Las montañas y la atmósfera de Venus parecen tener mucha culpa de su rarísima rotación y sus días de duración variable

Quizás Marte sea el planeta más mainstream con eso de que lo tenemos al lado y bastante vigilado, aunque hace poco hablábamos de los problemas de uno de los rovers por las fuertes tormentas. Pero nuestro otro vecino tampoco se queda corto en fenómenos atmosféricos, y al parecer las tormentas de Venus son tan fuertes que pueden influir en la velocidad de rotación.

Este movimiento, que es el que un planeta hace sobre sí mismo (o lo que es lo mismo, la duración de un día), no se conoce bien del todo en este planeta y es bastante particular. Junto a Urano son los únicos del sistema solar cuya rotación es retrógrada, en sentido de las agujas del reloj, y en el caso de Venus es particularmente lenta. Pero un reciente estudio puede que haya dado en la clave de este movimiento.

La misteriosa rotación de Venus ya no lo es tanto

Entre los misterios por determinar de nuestro gaseoso vecino está la duración de su día, porque es variable. Hasta ahora se estimaba que éste podía ser de 4 días terrestres o durar hasta los 243 días terrestres sin saber exactamente el motivo, pero lo que proponen en un nuevo estudio publicado en Nature es que se debe a la interacción entre los movimientos atmosféricos y la superficie de Venus.

Lo que ha ayudado a plantear esto son la observaciones de la sonda Akatsuki de la JAXA, que detectó una estructura meridional de unos 10.000 kilómetros de longitud en la parte superior de la masa de nubes (a 65 kilómetros de altura). Una estructura que ha estado desapareciendo y apareciendo en esa misma localización desde que las imágenes se detectó en 2015 y que finalmente se interpretó como onda gravitacional, concretamente lo que se conoce como onda de montaña, la cuales son un tipo de onda gravitacional atmosférica creada por elementos topográficos como montañas cuando el viento fluye sobre ellos.

A la izquierda una simulación del estrés que sufren la montañas en Venus y a la derecha las variaciones de presión, temperatura y grosor de la onda gravitacional en la superficie del planeta. (Fuente)

Lo que no se ha podido comprender es cómo se crean estas ondas en Venus, pero gracias a simulaciones con modelos de circulación general los investigadores de este trabajo (T. Navarro, G. Schubert y S. Lebonnois) se considera que las observaciones son consistentes con la generación de estas ondas de montaña en las regiones ecuatoriales.

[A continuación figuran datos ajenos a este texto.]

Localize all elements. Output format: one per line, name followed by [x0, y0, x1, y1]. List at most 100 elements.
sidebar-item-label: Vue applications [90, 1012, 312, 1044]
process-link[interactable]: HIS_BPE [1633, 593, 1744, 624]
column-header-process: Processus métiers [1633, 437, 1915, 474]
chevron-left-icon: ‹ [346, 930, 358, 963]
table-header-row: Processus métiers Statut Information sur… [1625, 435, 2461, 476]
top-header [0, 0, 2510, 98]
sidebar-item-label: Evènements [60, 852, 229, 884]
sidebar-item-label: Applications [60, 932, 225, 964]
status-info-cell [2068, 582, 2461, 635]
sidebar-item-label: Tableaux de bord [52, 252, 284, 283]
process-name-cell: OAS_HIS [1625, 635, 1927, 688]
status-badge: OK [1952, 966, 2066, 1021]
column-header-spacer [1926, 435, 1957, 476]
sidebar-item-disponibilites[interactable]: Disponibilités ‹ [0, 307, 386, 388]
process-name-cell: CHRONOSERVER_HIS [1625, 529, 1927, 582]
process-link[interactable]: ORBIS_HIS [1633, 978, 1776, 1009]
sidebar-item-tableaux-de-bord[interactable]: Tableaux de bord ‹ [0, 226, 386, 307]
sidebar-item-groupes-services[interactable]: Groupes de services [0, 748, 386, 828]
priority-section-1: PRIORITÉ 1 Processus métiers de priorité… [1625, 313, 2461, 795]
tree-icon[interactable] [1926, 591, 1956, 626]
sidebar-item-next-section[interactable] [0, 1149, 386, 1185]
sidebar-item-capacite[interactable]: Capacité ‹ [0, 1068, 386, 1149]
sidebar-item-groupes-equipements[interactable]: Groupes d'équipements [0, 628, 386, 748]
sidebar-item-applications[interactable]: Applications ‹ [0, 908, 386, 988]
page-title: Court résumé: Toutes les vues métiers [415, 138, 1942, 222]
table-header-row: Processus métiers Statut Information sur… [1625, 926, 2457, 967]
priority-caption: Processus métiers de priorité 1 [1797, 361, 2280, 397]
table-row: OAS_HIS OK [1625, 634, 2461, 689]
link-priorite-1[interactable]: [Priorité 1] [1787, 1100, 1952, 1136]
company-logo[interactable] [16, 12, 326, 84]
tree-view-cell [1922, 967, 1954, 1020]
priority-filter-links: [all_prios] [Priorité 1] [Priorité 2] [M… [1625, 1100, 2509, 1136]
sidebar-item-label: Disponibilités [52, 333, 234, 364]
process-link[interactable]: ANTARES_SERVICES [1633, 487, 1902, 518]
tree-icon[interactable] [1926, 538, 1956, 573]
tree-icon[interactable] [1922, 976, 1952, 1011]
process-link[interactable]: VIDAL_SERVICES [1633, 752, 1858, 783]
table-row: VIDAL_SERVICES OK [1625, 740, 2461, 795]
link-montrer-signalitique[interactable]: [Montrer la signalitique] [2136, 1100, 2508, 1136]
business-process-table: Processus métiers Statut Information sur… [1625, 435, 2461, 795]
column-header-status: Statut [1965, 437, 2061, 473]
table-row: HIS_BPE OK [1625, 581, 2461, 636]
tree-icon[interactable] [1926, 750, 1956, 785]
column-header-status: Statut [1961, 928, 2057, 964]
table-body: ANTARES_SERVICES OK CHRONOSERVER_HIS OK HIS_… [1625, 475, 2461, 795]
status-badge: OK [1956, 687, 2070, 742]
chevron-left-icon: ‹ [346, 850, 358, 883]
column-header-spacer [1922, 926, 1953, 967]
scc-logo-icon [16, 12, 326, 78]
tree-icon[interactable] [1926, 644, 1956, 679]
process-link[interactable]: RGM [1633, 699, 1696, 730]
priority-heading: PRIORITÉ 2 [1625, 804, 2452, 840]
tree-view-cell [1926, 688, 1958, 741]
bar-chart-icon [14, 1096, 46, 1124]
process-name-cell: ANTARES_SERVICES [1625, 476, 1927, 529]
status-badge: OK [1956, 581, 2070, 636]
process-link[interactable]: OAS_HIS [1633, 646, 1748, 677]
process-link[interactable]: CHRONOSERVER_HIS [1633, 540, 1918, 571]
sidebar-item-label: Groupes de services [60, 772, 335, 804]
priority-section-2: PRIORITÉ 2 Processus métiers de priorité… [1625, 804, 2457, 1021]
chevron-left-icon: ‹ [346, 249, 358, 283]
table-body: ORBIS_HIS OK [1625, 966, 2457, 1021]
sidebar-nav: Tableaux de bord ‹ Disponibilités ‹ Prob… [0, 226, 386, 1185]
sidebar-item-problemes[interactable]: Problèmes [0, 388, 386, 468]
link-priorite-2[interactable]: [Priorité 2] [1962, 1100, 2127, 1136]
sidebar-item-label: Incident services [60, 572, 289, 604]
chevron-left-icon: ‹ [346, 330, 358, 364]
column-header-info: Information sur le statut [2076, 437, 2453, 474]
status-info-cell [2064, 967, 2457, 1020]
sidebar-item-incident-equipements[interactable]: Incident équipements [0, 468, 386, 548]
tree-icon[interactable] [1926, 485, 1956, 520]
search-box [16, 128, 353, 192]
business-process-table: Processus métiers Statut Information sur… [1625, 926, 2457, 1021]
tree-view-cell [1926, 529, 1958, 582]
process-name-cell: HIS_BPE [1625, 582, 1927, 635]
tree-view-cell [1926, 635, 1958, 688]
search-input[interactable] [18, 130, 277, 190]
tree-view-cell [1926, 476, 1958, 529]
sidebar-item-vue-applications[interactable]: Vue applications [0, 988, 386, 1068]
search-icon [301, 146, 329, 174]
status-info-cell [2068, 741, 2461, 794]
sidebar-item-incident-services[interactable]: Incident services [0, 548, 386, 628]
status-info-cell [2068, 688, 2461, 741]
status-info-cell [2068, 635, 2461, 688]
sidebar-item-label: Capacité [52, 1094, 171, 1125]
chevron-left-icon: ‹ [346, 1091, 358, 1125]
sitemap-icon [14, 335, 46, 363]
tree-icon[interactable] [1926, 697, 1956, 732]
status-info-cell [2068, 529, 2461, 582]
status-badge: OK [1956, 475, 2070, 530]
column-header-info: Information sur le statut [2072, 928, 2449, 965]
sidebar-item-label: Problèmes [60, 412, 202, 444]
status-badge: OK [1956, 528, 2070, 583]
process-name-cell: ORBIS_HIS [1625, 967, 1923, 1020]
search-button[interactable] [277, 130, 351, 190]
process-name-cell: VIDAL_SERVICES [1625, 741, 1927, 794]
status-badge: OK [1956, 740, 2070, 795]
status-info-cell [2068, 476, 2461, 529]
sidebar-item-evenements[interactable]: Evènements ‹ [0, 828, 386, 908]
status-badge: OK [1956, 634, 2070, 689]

Y lo que es más importante: que estas ondas de montaña contribuyen al par de fuerzas atmosférico total que influye sobre la superficie, y que junto a ondas de presión y temperatura, pueden producir un cambio en la rotación del planeta de en torno a 2 minutos por día.

Este sistema podría explicar la diferencia en la duración de los días, que está bien vigilada tras 40 años de observaciones al planeta. Por su parte, la gran perturbación de 10.000 kilómetros también plantea que la estructura vertical de Venus no es como se pensaba y que las ondas no sólo se crean durante lo que sería la "tarde" del ciclo diario de Venus, si no que también aparecen en la fase diurna.

Un vecino que no es muy de visitas

Lo que se sabía de Venus es que vivir allí no es demasiado agradable, por mucho que la NASA lo incluya como imaginario destino de vacaciones. La propia agencia de hecho ya ha ido trabajando en equipos que sean capaces de soportar las duras condiciones del planeta, en cuya superficie pueden llegar a alcanzarse los 460 grados centígrado.

Representación artística de Akatsuki estudiando la atmósfera de Venus. (Imagen: JAXA)

La idea es observarlo desde más cerca de lo que lo hacen las sondas que como Akatsuki lo ven desde el exterior, orbitándolo. Pero de momento son este tipo de misiones las que han arrojado algo de luz a esa densa atmósfera pudiendo conocer algo más a nuestro vecino más cálido, pudiendo confirmar la presencia de esta onda de montaña de 10.000 kilómetros y también darnos pistas sobre la extraña rotación del planeta, lo cual además sirve para entender mejor la interacción entre la atmósfera y un cuerpo sólido (o lo que es lo mismo, cómo se transmite el momento angular entre un cuerpo sólido y la atmósfera).